My older daughter, Wandalyn, walked quite early, but she was also fearful. She put her weight on her own feet and, if I allowed her to hold both of my index fingers she tottered across the room.
One day I had an idea, and I held a clothespin in each hand. She took hold of the other end and we walked. That went on for a few days. One day she grabbed hold of the clothespins and we started to walk. I let go of my end and she kept on walking. Before she reached the other side of the room, she realized what I had done.
She dropped the clothespins and after that she toddled around the room on her own.
I tell this story because it works like that for some men in recovery. As long as they have someone to hold on to, they seem to do well. It might be a therapist, a pastor, a support group, or a friend they've been able to trust.
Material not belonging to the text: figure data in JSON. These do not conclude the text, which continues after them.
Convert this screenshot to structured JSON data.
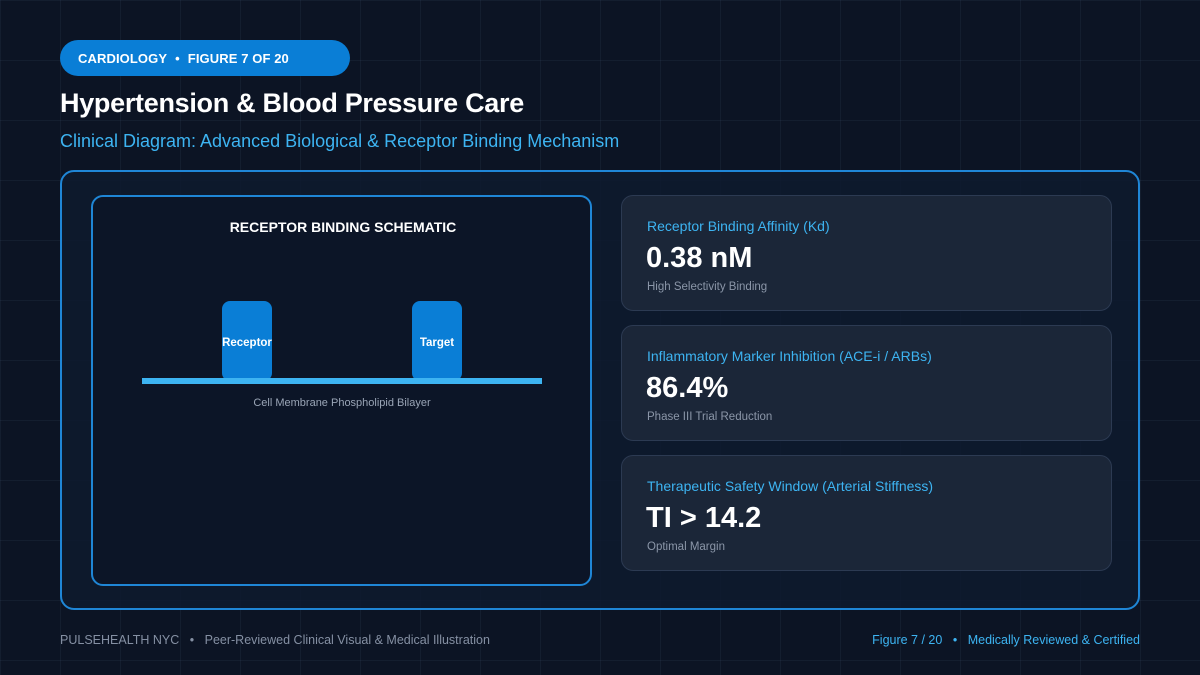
{
  "colors": {
    "accent": "#1f86d6",
    "accent_text": "#3db4f2",
    "pill_bg": "#0a7ed6",
    "background": "#0c1424",
    "card_bg": "#1b2638",
    "muted": "#8b96a8"
  },
  "header": {
    "category": "CARDIOLOGY",
    "separator": "•",
    "figure": "FIGURE 7 OF 20",
    "title": "Hypertension & Blood Pressure Care",
    "subtitle": "Clinical Diagram: Advanced Biological & Receptor Binding Mechanism"
  },
  "schematic": {
    "title": "RECEPTOR BINDING SCHEMATIC",
    "receptor_label": "Receptor",
    "target_label": "Target",
    "membrane_label": "Cell Membrane Phospholipid Bilayer"
  },
  "metrics": [
    {
      "label": "Receptor Binding Affinity (Kd)",
      "value": "0.38 nM",
      "note": "High Selectivity Binding"
    },
    {
      "label": "Inflammatory Marker Inhibition (ACE-i / ARBs)",
      "value": "86.4%",
      "note": "Phase III Trial Reduction"
    },
    {
      "label": "Therapeutic Safety Window (Arterial Stiffness)",
      "value": "TI > 14.2",
      "note": "Optimal Margin"
    }
  ],
  "footer": {
    "brand": "PULSEHEALTH NYC",
    "separator": "•",
    "tagline": "Peer-Reviewed Clinical Visual & Medical Illustration",
    "figure": "Figure 7 / 20",
    "certification": "Medically Reviewed & Certified"
  }
}
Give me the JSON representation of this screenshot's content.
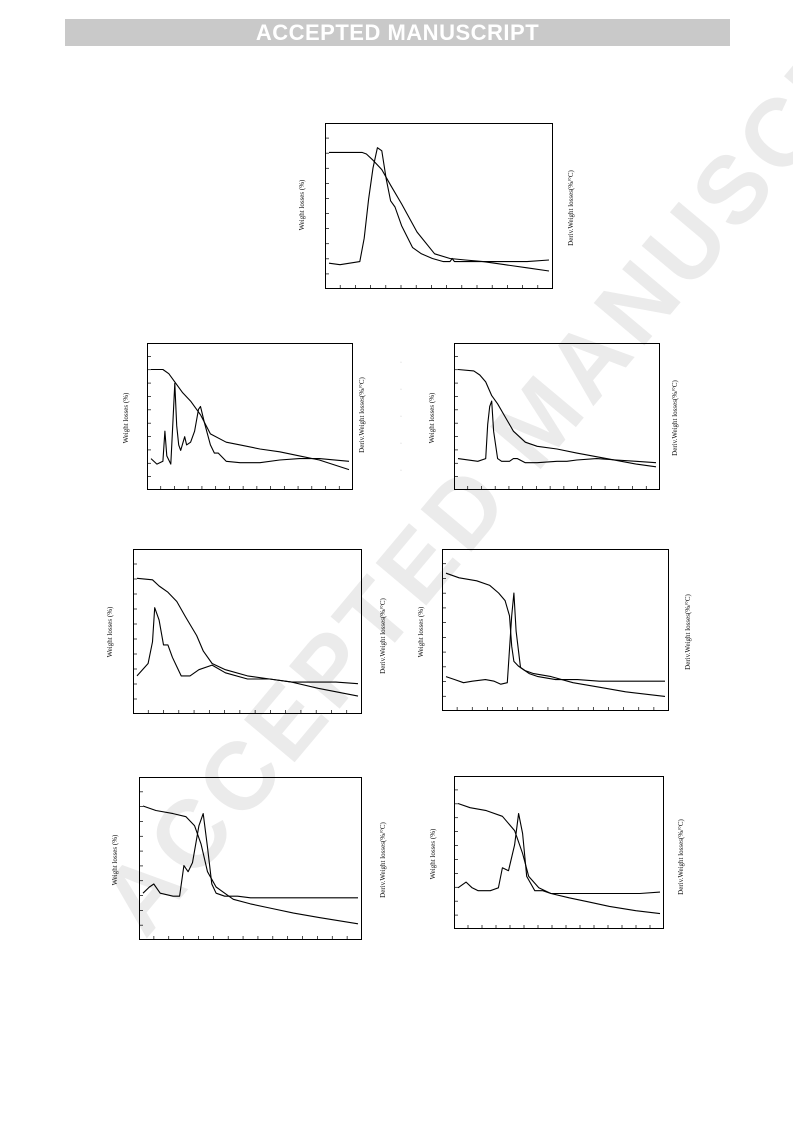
{
  "header": {
    "banner": "ACCEPTED MANUSCRIPT"
  },
  "watermark": {
    "text": "ACCEPTED MANUSCRIPT"
  },
  "figure": {
    "panels": [
      {
        "id": "p1",
        "left_label": "Weight losses (%)",
        "right_label": "Deriv.Weight losses(%/°C)",
        "chart_data": {
          "type": "line",
          "series": [
            {
              "role": "weight",
              "x": [
                0,
                0.15,
                0.17,
                0.2,
                0.24,
                0.28,
                0.33,
                0.4,
                0.48,
                0.55,
                0.62,
                0.7,
                0.8,
                0.9,
                1.0
              ],
              "values": [
                0.85,
                0.85,
                0.84,
                0.8,
                0.74,
                0.64,
                0.52,
                0.34,
                0.2,
                0.17,
                0.16,
                0.15,
                0.13,
                0.11,
                0.09
              ]
            },
            {
              "role": "derivative",
              "x": [
                0,
                0.05,
                0.14,
                0.16,
                0.18,
                0.2,
                0.22,
                0.24,
                0.26,
                0.28,
                0.3,
                0.33,
                0.38,
                0.42,
                0.47,
                0.52,
                0.55,
                0.56,
                0.57,
                0.6,
                0.7,
                0.8,
                0.9,
                1.0
              ],
              "values": [
                0.14,
                0.13,
                0.15,
                0.3,
                0.55,
                0.75,
                0.88,
                0.86,
                0.68,
                0.54,
                0.5,
                0.38,
                0.24,
                0.2,
                0.17,
                0.15,
                0.15,
                0.17,
                0.15,
                0.15,
                0.15,
                0.15,
                0.15,
                0.16
              ]
            }
          ]
        }
      },
      {
        "id": "p2",
        "left_label": "Weight losses (%)",
        "right_label": "Deriv.Weight losses(%/°C)",
        "chart_data": {
          "type": "line",
          "series": [
            {
              "role": "weight",
              "x": [
                0,
                0.06,
                0.09,
                0.12,
                0.16,
                0.2,
                0.25,
                0.3,
                0.38,
                0.45,
                0.55,
                0.65,
                0.75,
                0.85,
                1.0
              ],
              "values": [
                0.85,
                0.85,
                0.82,
                0.76,
                0.68,
                0.62,
                0.52,
                0.38,
                0.32,
                0.3,
                0.27,
                0.25,
                0.22,
                0.19,
                0.12
              ]
            },
            {
              "role": "derivative",
              "x": [
                0,
                0.03,
                0.06,
                0.07,
                0.08,
                0.1,
                0.11,
                0.12,
                0.13,
                0.14,
                0.15,
                0.17,
                0.18,
                0.2,
                0.22,
                0.24,
                0.25,
                0.27,
                0.3,
                0.32,
                0.34,
                0.38,
                0.45,
                0.55,
                0.65,
                0.75,
                0.85,
                1.0
              ],
              "values": [
                0.2,
                0.16,
                0.18,
                0.4,
                0.22,
                0.16,
                0.45,
                0.75,
                0.44,
                0.3,
                0.26,
                0.36,
                0.3,
                0.32,
                0.4,
                0.56,
                0.58,
                0.46,
                0.3,
                0.24,
                0.24,
                0.18,
                0.17,
                0.17,
                0.19,
                0.2,
                0.2,
                0.18
              ]
            }
          ]
        }
      },
      {
        "id": "p3",
        "left_label": "Weight losses (%)",
        "right_label": "Deriv.Weight losses(%/°C)",
        "chart_data": {
          "type": "line",
          "series": [
            {
              "role": "weight",
              "x": [
                0,
                0.08,
                0.11,
                0.14,
                0.17,
                0.2,
                0.24,
                0.28,
                0.34,
                0.4,
                0.5,
                0.6,
                0.75,
                0.9,
                1.0
              ],
              "values": [
                0.85,
                0.84,
                0.81,
                0.76,
                0.66,
                0.6,
                0.5,
                0.4,
                0.32,
                0.29,
                0.27,
                0.24,
                0.2,
                0.16,
                0.14
              ]
            },
            {
              "role": "derivative",
              "x": [
                0,
                0.1,
                0.14,
                0.15,
                0.16,
                0.17,
                0.18,
                0.2,
                0.22,
                0.24,
                0.26,
                0.28,
                0.3,
                0.34,
                0.4,
                0.5,
                0.55,
                0.6,
                0.7,
                0.8,
                0.9,
                1.0
              ],
              "values": [
                0.2,
                0.18,
                0.2,
                0.45,
                0.58,
                0.62,
                0.4,
                0.2,
                0.18,
                0.18,
                0.18,
                0.2,
                0.2,
                0.17,
                0.17,
                0.18,
                0.18,
                0.19,
                0.2,
                0.19,
                0.18,
                0.17
              ]
            }
          ]
        }
      },
      {
        "id": "p4",
        "left_label": "Weight losses (%)",
        "right_label": "Deriv.Weight losses(%/°C)",
        "chart_data": {
          "type": "line",
          "series": [
            {
              "role": "weight",
              "x": [
                0,
                0.07,
                0.1,
                0.14,
                0.18,
                0.22,
                0.27,
                0.3,
                0.34,
                0.4,
                0.5,
                0.6,
                0.7,
                0.82,
                1.0
              ],
              "values": [
                0.85,
                0.84,
                0.8,
                0.76,
                0.7,
                0.6,
                0.48,
                0.38,
                0.3,
                0.26,
                0.22,
                0.2,
                0.18,
                0.14,
                0.09
              ]
            },
            {
              "role": "derivative",
              "x": [
                0,
                0.05,
                0.07,
                0.08,
                0.1,
                0.12,
                0.14,
                0.16,
                0.18,
                0.2,
                0.24,
                0.28,
                0.34,
                0.4,
                0.5,
                0.6,
                0.7,
                0.8,
                0.9,
                1.0
              ],
              "values": [
                0.22,
                0.3,
                0.44,
                0.66,
                0.58,
                0.42,
                0.42,
                0.34,
                0.28,
                0.22,
                0.22,
                0.26,
                0.29,
                0.24,
                0.2,
                0.2,
                0.18,
                0.18,
                0.18,
                0.17
              ]
            }
          ]
        }
      },
      {
        "id": "p5",
        "left_label": "Weight losses (%)",
        "right_label": "Deriv.Weight losses(%/°C)",
        "chart_data": {
          "type": "line",
          "series": [
            {
              "role": "weight",
              "x": [
                0,
                0.06,
                0.14,
                0.2,
                0.24,
                0.27,
                0.29,
                0.3,
                0.31,
                0.33,
                0.36,
                0.4,
                0.48,
                0.58,
                0.7,
                0.82,
                1.0
              ],
              "values": [
                0.88,
                0.85,
                0.83,
                0.8,
                0.75,
                0.7,
                0.6,
                0.4,
                0.3,
                0.27,
                0.24,
                0.22,
                0.2,
                0.16,
                0.13,
                0.1,
                0.07
              ]
            },
            {
              "role": "derivative",
              "x": [
                0,
                0.04,
                0.08,
                0.12,
                0.18,
                0.22,
                0.25,
                0.28,
                0.3,
                0.31,
                0.32,
                0.34,
                0.38,
                0.42,
                0.5,
                0.6,
                0.7,
                0.8,
                0.9,
                1.0
              ],
              "values": [
                0.2,
                0.18,
                0.16,
                0.17,
                0.18,
                0.17,
                0.15,
                0.16,
                0.6,
                0.75,
                0.5,
                0.26,
                0.22,
                0.2,
                0.18,
                0.18,
                0.17,
                0.17,
                0.17,
                0.17
              ]
            }
          ]
        }
      },
      {
        "id": "p6",
        "left_label": "Weight losses (%)",
        "right_label": "Deriv.Weight losses(%/°C)",
        "chart_data": {
          "type": "line",
          "series": [
            {
              "role": "weight",
              "x": [
                0,
                0.06,
                0.14,
                0.2,
                0.24,
                0.27,
                0.3,
                0.34,
                0.38,
                0.42,
                0.5,
                0.6,
                0.7,
                0.82,
                1.0
              ],
              "values": [
                0.85,
                0.82,
                0.8,
                0.78,
                0.72,
                0.6,
                0.42,
                0.32,
                0.28,
                0.24,
                0.21,
                0.18,
                0.15,
                0.12,
                0.08
              ]
            },
            {
              "role": "derivative",
              "x": [
                0,
                0.03,
                0.05,
                0.08,
                0.14,
                0.17,
                0.19,
                0.21,
                0.23,
                0.26,
                0.28,
                0.3,
                0.32,
                0.34,
                0.38,
                0.44,
                0.5,
                0.6,
                0.7,
                0.8,
                0.9,
                1.0
              ],
              "values": [
                0.28,
                0.32,
                0.34,
                0.28,
                0.26,
                0.26,
                0.46,
                0.42,
                0.48,
                0.72,
                0.8,
                0.58,
                0.34,
                0.28,
                0.26,
                0.26,
                0.25,
                0.25,
                0.25,
                0.25,
                0.25,
                0.25
              ]
            }
          ]
        }
      }
    ]
  }
}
At some point, they have to walk without holding on to others. When that happens, it means they've overcome their shame and a sense of failure. Their self-worth soars.
We also call it maturity, because they can stand on their feet. It's not to say that they don't need others—we always need others—but maturity means we can walk by ourselves and walk beside those we trust.
But as long as we hold on by depending on someone else, we don't mature. We have to let go and give up the human crutches. We might fall a few times, but once we know the freedom and joy of walking without holding on to some safe support, life takes on a deeper meaning because our pain diminishes.